If contacts and housings ship separately in one kit, list each part.

missing facts

Mark the record incomplete when:

  • Connector type is unclear.
  • Contact count or rating is missing.
  • Mounting style is unknown.
  • Kit contents are not listed.
  • The item may be part of a cable assembly.
  • Supplier code is unsupported.
  • Origin is assumed.
  • Duty-stack exposure has not been reviewed.

These gaps can change how the component is described.

authority sources

Use official sources:

USITC gives the tariff text. CROSS can help compare connectors, terminals, cable assemblies, kits, and electrical apparatus parts.

what TariffCase should produce

TariffCase should produce a Planning Use record with connector type, ratings, mounting style, material notes, kit contents, supplier code, HTS Candidate, Missing Facts, Authority Sources, and Broker review status.

That record prevents one broad component label from hiding the useful facts.

HTS candidate notes

Connector review starts with the physical connector, not the catalog category. A board header, circular connector, terminal block, crimp terminal, automotive housing, coaxial connector, and cable assembly connector may need different evidence.

The candidate table should list contact count, voltage or current rating, mount style, housing material, and whether contacts are already installed. If the shipment includes separate pins, seals, housings, and backshells, treat the kit contents as a review question. If a cable is attached, document cable length, conductor count, plugs, and whether the imported article is better reviewed as a cable assembly.
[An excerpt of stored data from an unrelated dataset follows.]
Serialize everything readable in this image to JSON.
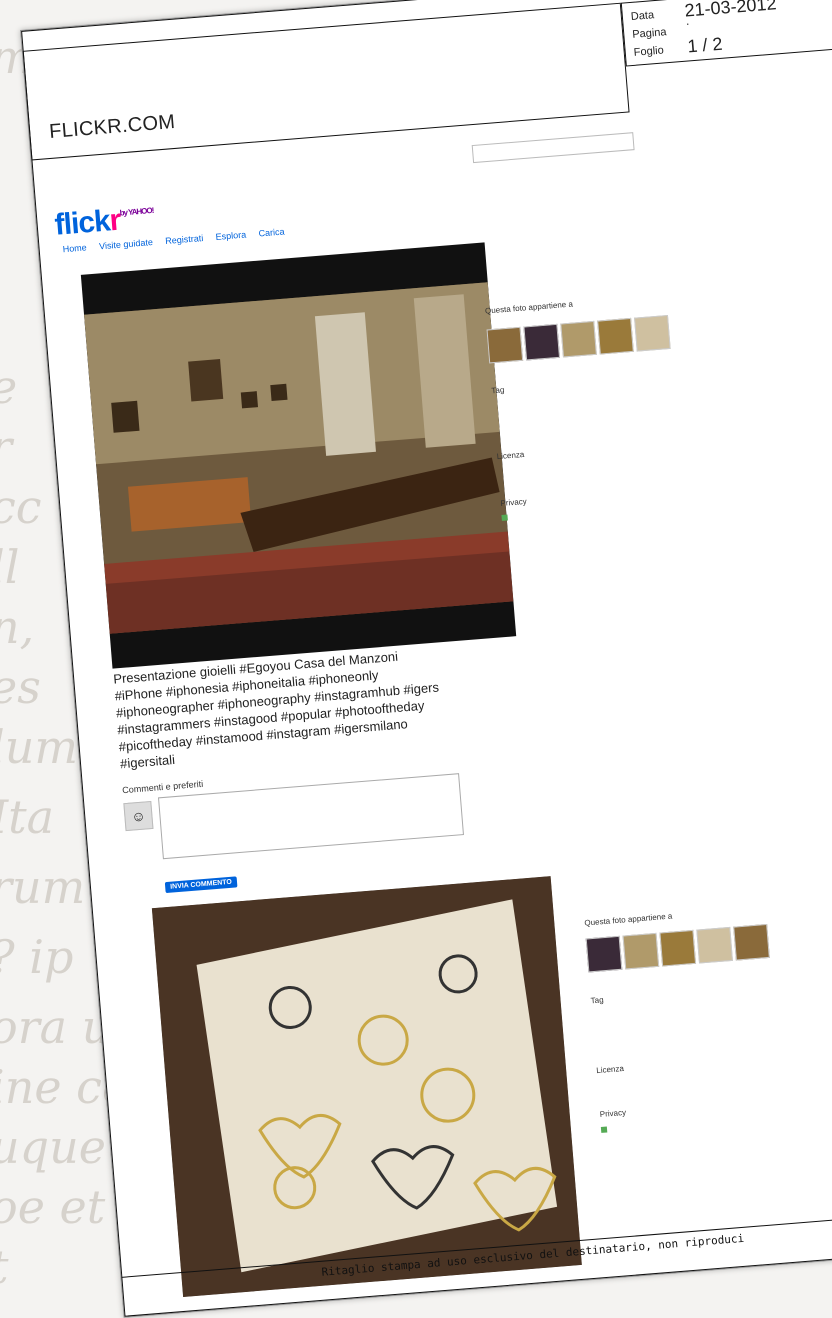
{
  "clipping": {
    "source": "FLICKR.COM",
    "date_label": "Data",
    "date_value": "21-03-2012",
    "page_label": "Pagina",
    "page_value": "·",
    "sheet_label": "Foglio",
    "sheet_value": "1 / 2",
    "footer": "Ritaglio   stampa   ad   uso esclusivo   del   destinatario,   non   riproduci"
  },
  "flickr": {
    "logo": "flickr",
    "yahoo": "by YAHOO!",
    "nav": [
      "Home",
      "Visite guidate",
      "Registrati",
      "Esplora",
      "Carica"
    ],
    "caption": "Presentazione gioielli #Egoyou Casa del Manzoni #iPhone #iphonesia #iphoneitalia #iphoneonly #iphoneographer #iphoneography #instagramhub #igers #instagrammers #instagood #popular #photooftheday #picoftheday #instamood #instagram #igersmilano #igersitali",
    "comments_title": "Commenti e preferiti",
    "send_button": "INVIA COMMENTO",
    "sidebar": {
      "belongs_to": "Questa foto appartiene a",
      "tag": "Tag",
      "license": "Licenza",
      "privacy": "Privacy"
    }
  },
  "colors": {
    "flickr_blue": "#0063dc",
    "flickr_pink": "#ff0084"
  }
}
related planning questions

  • hts code for electrical connector
  • hs code for electrical connector
  • electrical connector hts code
  • electrical connector import duty
  • electrical connector customs classification
  • electrical connector tariff code
  • hts classification electrical connector
  • hts code lookup

These searches need a connector-specific evidence file.

internal links

questions importers ask

Does contact count matter?

It should be documented with rating and connector type.

What if the connector ships with terminals?

List the kit contents before review.

What if it is attached to a cable?

Flag it as a cable assembly question, not a loose connector alone.

planning boundary

This electrical connector HTS page is a planning artifact. It is not an Entry Use classification, not a binding ruling, and not a legal opinion. The importer remains responsible for reasonable care and must obtain broker or customs authority review before filing.

Turn this search into a file

Run a free Duty Surprise Scan, then build a Planning Use Classification Record when the Missing Facts matter.